Usually, on Wednesdays, my post is about something written by another blogger. However, I am switching things up again this week and keeping with the Lazy HR theme …
My first job as HR Administrator was a tough one. The company was small and there wasn’t much turnover. Occasionally, the company would do some reorganizing that would create a new opening somewhere. Those positions were usually filled from within and new people were hired to back-fill.
The decision on whether to post a position internally was left 100% to the hiring manager. This was a foreign concept for me coming from the recruiting/staffing world where so many people had input on hiring and my only experience as an administrator coming from a book.
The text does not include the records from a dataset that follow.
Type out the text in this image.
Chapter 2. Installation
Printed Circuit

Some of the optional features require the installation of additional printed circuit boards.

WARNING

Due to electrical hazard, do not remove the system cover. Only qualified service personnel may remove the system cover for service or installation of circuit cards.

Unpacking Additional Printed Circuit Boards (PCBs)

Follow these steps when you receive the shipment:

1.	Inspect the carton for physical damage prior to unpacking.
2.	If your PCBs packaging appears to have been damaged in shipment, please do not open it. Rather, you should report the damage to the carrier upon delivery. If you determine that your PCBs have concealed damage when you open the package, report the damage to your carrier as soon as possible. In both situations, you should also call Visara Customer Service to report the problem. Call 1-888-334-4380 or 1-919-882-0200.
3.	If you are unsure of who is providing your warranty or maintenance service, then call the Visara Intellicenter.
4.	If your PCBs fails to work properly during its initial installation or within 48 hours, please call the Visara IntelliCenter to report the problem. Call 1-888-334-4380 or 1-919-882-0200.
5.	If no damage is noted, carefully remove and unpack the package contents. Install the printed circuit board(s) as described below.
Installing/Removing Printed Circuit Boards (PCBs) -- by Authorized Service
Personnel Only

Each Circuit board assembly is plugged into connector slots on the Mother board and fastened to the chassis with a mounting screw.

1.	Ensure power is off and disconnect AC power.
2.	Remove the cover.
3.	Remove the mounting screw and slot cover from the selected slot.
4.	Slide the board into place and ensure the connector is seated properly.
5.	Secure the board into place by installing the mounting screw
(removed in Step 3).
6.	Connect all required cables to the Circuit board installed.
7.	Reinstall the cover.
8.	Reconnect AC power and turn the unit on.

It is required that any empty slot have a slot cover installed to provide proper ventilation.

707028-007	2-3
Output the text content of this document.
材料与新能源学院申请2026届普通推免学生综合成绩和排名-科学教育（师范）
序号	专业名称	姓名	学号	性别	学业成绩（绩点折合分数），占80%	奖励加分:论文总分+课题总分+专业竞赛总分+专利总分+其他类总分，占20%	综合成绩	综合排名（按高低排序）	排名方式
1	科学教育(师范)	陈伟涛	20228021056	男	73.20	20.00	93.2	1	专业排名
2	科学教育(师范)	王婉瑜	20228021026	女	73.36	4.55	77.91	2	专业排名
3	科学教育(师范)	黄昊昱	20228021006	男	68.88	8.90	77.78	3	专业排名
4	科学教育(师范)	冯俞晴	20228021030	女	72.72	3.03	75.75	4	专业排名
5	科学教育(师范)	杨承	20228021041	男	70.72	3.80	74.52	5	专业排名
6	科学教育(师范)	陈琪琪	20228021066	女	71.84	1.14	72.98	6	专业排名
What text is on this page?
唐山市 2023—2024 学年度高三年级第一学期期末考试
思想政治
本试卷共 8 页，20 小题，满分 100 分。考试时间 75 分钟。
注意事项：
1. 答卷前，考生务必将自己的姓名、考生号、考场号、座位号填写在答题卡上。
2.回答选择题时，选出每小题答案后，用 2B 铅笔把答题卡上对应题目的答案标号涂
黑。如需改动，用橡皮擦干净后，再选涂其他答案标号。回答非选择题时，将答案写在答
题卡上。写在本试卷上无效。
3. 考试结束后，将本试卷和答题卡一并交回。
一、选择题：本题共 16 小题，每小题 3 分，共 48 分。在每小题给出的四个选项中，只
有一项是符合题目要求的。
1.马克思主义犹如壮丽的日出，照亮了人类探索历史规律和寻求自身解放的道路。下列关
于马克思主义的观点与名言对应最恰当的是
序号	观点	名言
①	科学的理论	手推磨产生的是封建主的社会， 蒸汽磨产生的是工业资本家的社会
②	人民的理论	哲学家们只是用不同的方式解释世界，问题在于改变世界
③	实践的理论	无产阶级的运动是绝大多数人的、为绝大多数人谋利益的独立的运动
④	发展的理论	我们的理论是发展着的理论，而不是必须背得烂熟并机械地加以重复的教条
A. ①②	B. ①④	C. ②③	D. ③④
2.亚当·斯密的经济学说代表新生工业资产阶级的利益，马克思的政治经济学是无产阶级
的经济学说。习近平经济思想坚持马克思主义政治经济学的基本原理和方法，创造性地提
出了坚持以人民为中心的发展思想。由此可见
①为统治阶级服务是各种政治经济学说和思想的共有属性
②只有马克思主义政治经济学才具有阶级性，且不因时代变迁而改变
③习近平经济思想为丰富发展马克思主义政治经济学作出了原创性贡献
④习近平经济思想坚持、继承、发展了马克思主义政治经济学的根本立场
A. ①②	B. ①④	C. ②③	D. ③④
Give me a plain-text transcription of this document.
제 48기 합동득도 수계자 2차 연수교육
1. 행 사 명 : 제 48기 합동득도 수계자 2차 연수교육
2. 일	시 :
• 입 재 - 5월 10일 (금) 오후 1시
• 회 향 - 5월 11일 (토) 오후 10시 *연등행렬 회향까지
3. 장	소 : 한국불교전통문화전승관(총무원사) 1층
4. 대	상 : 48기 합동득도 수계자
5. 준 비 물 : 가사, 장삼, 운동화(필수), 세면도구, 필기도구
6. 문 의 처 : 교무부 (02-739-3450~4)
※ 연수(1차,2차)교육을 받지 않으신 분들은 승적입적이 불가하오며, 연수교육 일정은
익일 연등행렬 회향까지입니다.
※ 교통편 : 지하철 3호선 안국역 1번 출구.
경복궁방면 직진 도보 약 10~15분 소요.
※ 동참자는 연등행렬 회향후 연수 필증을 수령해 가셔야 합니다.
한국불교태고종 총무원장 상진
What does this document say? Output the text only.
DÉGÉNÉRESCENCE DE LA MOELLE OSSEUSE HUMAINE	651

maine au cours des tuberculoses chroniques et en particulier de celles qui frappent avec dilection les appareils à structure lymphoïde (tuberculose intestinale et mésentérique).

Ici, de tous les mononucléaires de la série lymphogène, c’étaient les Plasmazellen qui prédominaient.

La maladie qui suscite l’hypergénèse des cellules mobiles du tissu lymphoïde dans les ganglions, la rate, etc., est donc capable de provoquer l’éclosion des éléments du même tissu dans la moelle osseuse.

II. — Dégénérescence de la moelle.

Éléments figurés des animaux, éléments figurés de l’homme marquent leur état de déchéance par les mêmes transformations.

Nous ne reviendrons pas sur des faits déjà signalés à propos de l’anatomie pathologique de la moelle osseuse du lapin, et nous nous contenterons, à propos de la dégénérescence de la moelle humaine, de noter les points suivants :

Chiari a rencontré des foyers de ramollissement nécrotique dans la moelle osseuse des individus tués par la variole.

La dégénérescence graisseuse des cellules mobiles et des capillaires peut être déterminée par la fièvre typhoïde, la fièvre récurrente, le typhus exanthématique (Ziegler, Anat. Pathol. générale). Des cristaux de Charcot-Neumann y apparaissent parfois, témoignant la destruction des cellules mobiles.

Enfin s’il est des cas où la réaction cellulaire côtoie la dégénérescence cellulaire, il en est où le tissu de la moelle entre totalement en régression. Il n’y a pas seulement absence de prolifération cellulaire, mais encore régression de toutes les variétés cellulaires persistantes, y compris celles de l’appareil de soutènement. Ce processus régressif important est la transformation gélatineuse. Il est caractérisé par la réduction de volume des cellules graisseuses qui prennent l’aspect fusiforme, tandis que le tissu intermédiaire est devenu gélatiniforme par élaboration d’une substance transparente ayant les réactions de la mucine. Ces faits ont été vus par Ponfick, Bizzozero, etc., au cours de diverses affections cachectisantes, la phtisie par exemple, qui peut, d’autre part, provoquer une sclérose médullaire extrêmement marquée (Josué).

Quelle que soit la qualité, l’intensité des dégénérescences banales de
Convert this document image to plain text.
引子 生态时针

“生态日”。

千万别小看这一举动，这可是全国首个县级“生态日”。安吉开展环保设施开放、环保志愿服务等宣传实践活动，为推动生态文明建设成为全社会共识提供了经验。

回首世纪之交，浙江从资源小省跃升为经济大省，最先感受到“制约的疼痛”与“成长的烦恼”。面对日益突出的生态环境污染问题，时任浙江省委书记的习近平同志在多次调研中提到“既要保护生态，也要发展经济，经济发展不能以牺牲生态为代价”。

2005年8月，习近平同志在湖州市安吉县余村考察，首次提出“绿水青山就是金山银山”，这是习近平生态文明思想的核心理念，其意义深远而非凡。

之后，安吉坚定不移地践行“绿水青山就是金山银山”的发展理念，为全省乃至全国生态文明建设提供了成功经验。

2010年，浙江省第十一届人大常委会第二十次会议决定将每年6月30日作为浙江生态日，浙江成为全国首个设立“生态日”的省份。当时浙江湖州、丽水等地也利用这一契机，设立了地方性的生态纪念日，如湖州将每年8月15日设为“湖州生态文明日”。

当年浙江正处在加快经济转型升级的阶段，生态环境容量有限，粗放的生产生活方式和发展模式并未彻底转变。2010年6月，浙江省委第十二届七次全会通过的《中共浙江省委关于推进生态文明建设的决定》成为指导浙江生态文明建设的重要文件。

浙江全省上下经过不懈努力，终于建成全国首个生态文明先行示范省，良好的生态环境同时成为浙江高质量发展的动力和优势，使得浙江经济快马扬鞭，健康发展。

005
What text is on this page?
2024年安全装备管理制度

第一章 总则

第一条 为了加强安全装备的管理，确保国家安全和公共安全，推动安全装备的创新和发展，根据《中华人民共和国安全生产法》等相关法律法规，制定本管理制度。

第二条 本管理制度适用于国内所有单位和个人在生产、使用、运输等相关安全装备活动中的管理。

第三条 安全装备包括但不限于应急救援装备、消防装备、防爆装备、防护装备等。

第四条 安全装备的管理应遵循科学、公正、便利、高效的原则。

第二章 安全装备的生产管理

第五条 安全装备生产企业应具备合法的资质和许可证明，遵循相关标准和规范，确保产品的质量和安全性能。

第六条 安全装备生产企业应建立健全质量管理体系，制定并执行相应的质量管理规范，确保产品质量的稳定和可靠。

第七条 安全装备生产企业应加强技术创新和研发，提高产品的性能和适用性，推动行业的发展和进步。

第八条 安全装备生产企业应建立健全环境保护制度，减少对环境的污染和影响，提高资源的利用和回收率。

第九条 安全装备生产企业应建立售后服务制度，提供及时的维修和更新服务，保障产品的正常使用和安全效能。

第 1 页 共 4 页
The company took a chance hiring me and I wasn’t trying to rock the boat too much. However, I knew leaving the decision solely to the hiring manager in a place where people worked together closely for a long time was a recipe for disaster.
Calvin proved me right.
Calvin was a laborer in the mill. He’d been there about 2 years and he was ready to move into a position with more responsibility. He’d told everyone with ears that he wanted the chance to do more — and that if he couldn’t move up, he would move on. He was obnoxious about it, either. He was just being honest about his desire to develop. There were people who didn’t take too kindly to Calvin’s outspoken nature though. He didn’t have many work-friends that I ever saw. He worked alone, he ate lunch alone and he took breaks alone.
A position opened up in the Procurement. The manager came to me to ask me to place an ad so he could begin reviewing candidates as soon as possible. I asked if he wanted me to do an internal posting.
“Nah, don’t bother,” he said. “No one’s interested.”
I paused, thinking about Calvin. I asked the manager if he was sure he didn’t want it posted. Just because he didn’t know anyone who was interested didn’t mean there wasn’t anyone — right??
He was stern and serious when he said, “I’m sure. No one’s interested. Just run the ad.”
I shared my concerns with my manager. She told me that I should just run the ad and not question the hiring managers. She said my time at work would be easier if I just learned to go with the flow and let the managers figure these things out on their own.
So I ran the ad. And we hired some outsider about 3 weeks later. And Calvin resigned about 2 months after that. During his exit interview, he cited being passed over for the job in procurement as the straw that broke the camel’s back for him. He said, when that happened, he knew the management didn’t value him and weren’t interested in his development so he find someplace else.
I felt terrible. First, because I knew he was right. For whatever reason, they didn’t value Calvin. There was nothing in his performance evaluations to indicate there was any real problem with his work. They were put off by his ambition and his enthusiasm. In organization’s where there isn’t a lot of turnover, I knew that wasn’t unusual — people who challenge the status quo are often met with rejection. I was experiencing that a little bit myself in my role at the time so I could relate.
But mostly I felt terrible for not doing more to prevent this from happening. I knew it was a bad decision and bad HR practice not to post every internal opening every time. It left our hiring practices open to interpretation that would be hard to withstand legal scrutiny and would negatively impact morale.
I was lazy HR! Or at least on the path to becoming lazy HR. I wasn’t comfortable just going with the flow and allowing managers to learn HR lessons the hard way.
I’m still not. When something is going on that exposes the company to liability and/or negatively impacts the quality of the work environment, HR has a duty to take action to prevent it. If the status quo gets disturbed or an ego gets bruised along the way — well, so be it. HR is not there to take the easy or lazy way out. We set the standard for best practice — and we should always set it high!